Search code examples
aws-glue

How do I implement cross-account schema changes in a Glue ETL Job?


I have a simple Glue ETL Job:

  • Source = Relational database table (using JDBC Glue Connection)
  • Target = S3 bucket
  • Update Options = "Create a table in the Data Catalog and on subsequent runs, update the schema and add new partitions"

This ETL Job works when everything is in the same account. However, I want to modify it so the S3 bucket and target Data Catalog are in a separate account. How can I do that?

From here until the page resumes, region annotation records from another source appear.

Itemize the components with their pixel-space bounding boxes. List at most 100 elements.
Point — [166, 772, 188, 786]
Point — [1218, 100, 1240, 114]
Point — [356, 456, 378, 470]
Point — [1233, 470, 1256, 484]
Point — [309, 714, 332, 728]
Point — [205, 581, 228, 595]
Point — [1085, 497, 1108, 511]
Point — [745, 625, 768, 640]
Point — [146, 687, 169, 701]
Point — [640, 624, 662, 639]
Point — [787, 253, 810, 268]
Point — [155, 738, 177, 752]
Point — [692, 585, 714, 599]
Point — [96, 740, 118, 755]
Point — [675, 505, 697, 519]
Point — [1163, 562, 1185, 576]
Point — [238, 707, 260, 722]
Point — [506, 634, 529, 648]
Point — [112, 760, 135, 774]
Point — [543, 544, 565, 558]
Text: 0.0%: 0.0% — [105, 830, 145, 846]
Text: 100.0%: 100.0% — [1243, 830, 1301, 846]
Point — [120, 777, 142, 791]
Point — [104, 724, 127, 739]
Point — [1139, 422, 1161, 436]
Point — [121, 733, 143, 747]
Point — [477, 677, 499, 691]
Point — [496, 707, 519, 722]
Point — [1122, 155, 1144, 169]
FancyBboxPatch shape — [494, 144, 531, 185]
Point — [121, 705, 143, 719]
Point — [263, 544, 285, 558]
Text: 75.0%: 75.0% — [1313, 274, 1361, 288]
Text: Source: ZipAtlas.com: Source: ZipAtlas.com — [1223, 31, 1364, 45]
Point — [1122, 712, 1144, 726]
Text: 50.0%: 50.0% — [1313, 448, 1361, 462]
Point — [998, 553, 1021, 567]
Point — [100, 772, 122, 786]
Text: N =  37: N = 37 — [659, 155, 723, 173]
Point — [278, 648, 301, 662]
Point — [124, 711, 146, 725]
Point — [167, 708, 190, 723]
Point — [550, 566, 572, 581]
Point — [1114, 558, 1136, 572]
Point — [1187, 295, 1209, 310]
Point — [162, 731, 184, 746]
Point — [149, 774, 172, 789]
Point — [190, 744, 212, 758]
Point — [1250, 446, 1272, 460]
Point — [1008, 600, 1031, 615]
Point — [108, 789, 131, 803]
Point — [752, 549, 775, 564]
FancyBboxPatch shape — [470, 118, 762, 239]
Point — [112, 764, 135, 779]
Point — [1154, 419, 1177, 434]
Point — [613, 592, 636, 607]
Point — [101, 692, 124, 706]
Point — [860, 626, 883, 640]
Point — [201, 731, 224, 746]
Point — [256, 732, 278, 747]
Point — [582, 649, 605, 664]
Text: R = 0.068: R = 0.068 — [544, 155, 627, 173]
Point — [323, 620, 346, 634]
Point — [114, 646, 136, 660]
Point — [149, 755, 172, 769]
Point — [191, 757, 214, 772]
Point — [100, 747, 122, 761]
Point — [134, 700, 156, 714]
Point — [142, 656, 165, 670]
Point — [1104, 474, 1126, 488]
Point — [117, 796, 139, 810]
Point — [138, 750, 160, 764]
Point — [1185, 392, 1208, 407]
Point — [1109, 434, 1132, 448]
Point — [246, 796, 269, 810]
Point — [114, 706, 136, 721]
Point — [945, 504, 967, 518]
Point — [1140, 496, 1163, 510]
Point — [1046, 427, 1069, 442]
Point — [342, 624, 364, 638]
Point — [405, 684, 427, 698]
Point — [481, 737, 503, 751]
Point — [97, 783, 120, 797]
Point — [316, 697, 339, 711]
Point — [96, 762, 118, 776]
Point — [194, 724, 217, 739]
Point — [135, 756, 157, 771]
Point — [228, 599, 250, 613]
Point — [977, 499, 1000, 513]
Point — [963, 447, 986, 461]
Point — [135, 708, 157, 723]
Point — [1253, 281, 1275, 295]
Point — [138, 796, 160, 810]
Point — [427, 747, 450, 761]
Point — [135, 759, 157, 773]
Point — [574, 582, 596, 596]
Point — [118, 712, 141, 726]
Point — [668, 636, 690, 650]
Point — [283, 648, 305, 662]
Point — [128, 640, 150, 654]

I tried attaching a resource policy to the S3 bucket and Glue Data Catalog. I can successfully create files in the target S3 bucket, but I don't see a new table created in the Glue database. The Run Status is "Succeeded".

Relevant Logs

24/01/17 16:55:17 INFO HadoopDataSink: Failed to create table customer in database my_database after job run with catalogId 
com.amazonaws.services.glue.model.EntityNotFoundException: Database my_database not found. (Service: AWSGlue; Status Code: 400; Error Code: EntityNotFoundException;...

ETL Script

import sys
from awsglue.transforms import *
from awsglue.utils import getResolvedOptions
from pyspark.context import SparkContext
from awsglue.context import GlueContext
from awsglue.job import Job

args = getResolvedOptions(sys.argv, ["JOB_NAME"])
sc = SparkContext()
glueContext = GlueContext(sc)
spark = glueContext.spark_session
job = Job(glueContext)
job.init(args["JOB_NAME"], args)

# Source = Relational Database Table
source_db_table = glueContext.create_dynamic_frame.from_options(
    connection_type="postgresql",
    connection_options={
        "useConnectionProperties": "true",
        "dbtable": "public.customer",
        "connectionName": "my_db_connection",
    },
    transformation_ctx="source_db_table",
)

# Target = S3 Bucket
target_s3_bucket = glueContext.getSink(
    path="s3://my-bucket/data/customer/",
    connection_type="s3",
    updateBehavior="UPDATE_IN_DATABASE",
    partitionKeys=[],
    enableUpdateCatalog=True,
    transformation_ctx="target_s3_bucket",
)
target_s3_bucket.setCatalogInfo(
    catalogDatabase="my_database", catalogTableName="customer"
)
target_s3_bucket.setFormat("glueparquet", compression="snappy")
target_s3_bucket.writeFrame(source_db_table)
job.commit()

Glue Data Catalog Resource Policy

{
  "Version": "2012-10-17",
  "Statement": [
    {
      "Effect": "Allow",
      "Principal": {
        "AWS": "arn:aws:iam::111111111111:role/my-role"
      },
      "Action": [
        "glue:CreateTable",
        "glue:DeleteTable",
        "glue:GetPartitions",
        "glue:GetTable",
        "glue:UpdateTable"
      ],
      "Resource": [
        "arn:aws:glue:us-east-1:222222222222:catalog",
        "arn:aws:glue:us-east-1:222222222222:database/my_database",
        "arn:aws:glue:us-east-1:222222222222:table/my_database/*"
      ]
    }
  ]
}

Solution

  • You have to set the catalogId for cross-account access:

    target_s3_bucket.setCatalogInfo(
        catalogDatabase="my_database", catalogTableName="customer", catalogId="222222222222"
    )
    

    According to AWS:

    Some AWS Glue PySpark and Scala APIs have a catalog ID field. If all the required permissions have been granted to enable cross-account access, an ETL job can make PySpark and Scala calls to API operations across accounts by passing the target AWS account ID in the catalog ID field to access Data Catalog resources in a target account.

    If no catalog ID value is provided, AWS Glue uses the caller's own account ID by default, and the call is not cross-account.